Limits of this comparison

  • Platform adoption dominates both series. iNaturalist Mexico's explosive growth from 2015 onward drives the national signal; Saladita data is drawn from the same platform, so both series share the same platform-adoption artifact. You cannot cleanly separate "more wildlife" from "more observers."
  • Three of six local taxa lack year-by-year data. Insects, plants, and mushrooms contributed only 2000–2025 totals; their annual distribution was estimated proportionally, smearing baseline counts into early years. The CAGR and regression treat these as real annual data — they are not.
  • Happywhale batch uploads. A substantial fraction of the local cetacean records are individual whale IDs from the Happywhale platform, which deposits data into GBIF in periodic batches. The apparent surge in 2019–2025 local whale counts partially reflects archive upload timing, not necessarily a real step-change in whale presence or observation effort at Saladita specifically.
  • Apples vs. a larger fruit bowl. GBIF national data includes all kingdoms (fungi, algae, bacteria) and all quality grades (including casual). Local artifacts are iNaturalist research-grade and needs_id for most taxa. Saladita's share will always look smaller than it is under this comparison.
  • 2025 is partial. National 2025 GBIF count is 579,491 — a partial year. The local 2025 figure (2,331) appears elevated; both should be treated as incomplete.
What it means

The recorders are arriving

Saladita sits at the edge of the documented world. A decade ago, its name appeared in almost no biodiversity database. Today it appears in thousands of records — humpback photos from the break, olive ridley encounters fifty meters off the point, insect photographs on the stone walls, fungi on fallen palms after the first rains. Whether the wildlife itself has changed is unknowable from this data. What this record shows is that the human act of noticing — and uploading — accelerated here faster than almost anywhere in Mexico.

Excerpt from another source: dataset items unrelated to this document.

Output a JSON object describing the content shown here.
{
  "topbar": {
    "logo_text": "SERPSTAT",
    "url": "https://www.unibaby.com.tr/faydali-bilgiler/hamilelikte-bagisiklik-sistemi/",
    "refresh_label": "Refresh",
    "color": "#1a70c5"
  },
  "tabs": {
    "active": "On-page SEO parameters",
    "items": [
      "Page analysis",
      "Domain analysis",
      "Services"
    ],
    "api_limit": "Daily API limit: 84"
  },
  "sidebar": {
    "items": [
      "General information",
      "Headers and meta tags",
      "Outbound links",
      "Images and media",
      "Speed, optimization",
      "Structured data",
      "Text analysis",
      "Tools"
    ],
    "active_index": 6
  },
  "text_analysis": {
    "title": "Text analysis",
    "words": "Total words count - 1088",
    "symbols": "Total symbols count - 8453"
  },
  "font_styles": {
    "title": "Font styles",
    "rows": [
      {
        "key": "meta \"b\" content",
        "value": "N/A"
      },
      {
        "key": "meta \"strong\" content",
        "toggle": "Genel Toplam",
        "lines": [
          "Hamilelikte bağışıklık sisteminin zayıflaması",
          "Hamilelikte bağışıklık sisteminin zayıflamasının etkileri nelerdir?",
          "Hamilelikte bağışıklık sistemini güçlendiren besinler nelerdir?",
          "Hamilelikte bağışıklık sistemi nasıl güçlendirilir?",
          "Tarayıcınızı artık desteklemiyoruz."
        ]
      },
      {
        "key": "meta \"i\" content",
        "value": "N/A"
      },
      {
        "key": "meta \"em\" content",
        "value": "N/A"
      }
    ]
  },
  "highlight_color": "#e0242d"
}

That is partly a story about a place becoming legible to the broader naturalist community. It is also a story about who surfs here and what they carry: increasingly, people with smartphones, iNaturalist accounts, and the habit of pointing their cameras at things that aren't waves.

This analysis will be updated when the bird climatology artifact is complete and when annual breakdowns become available for insect, plant, and mushroom layers.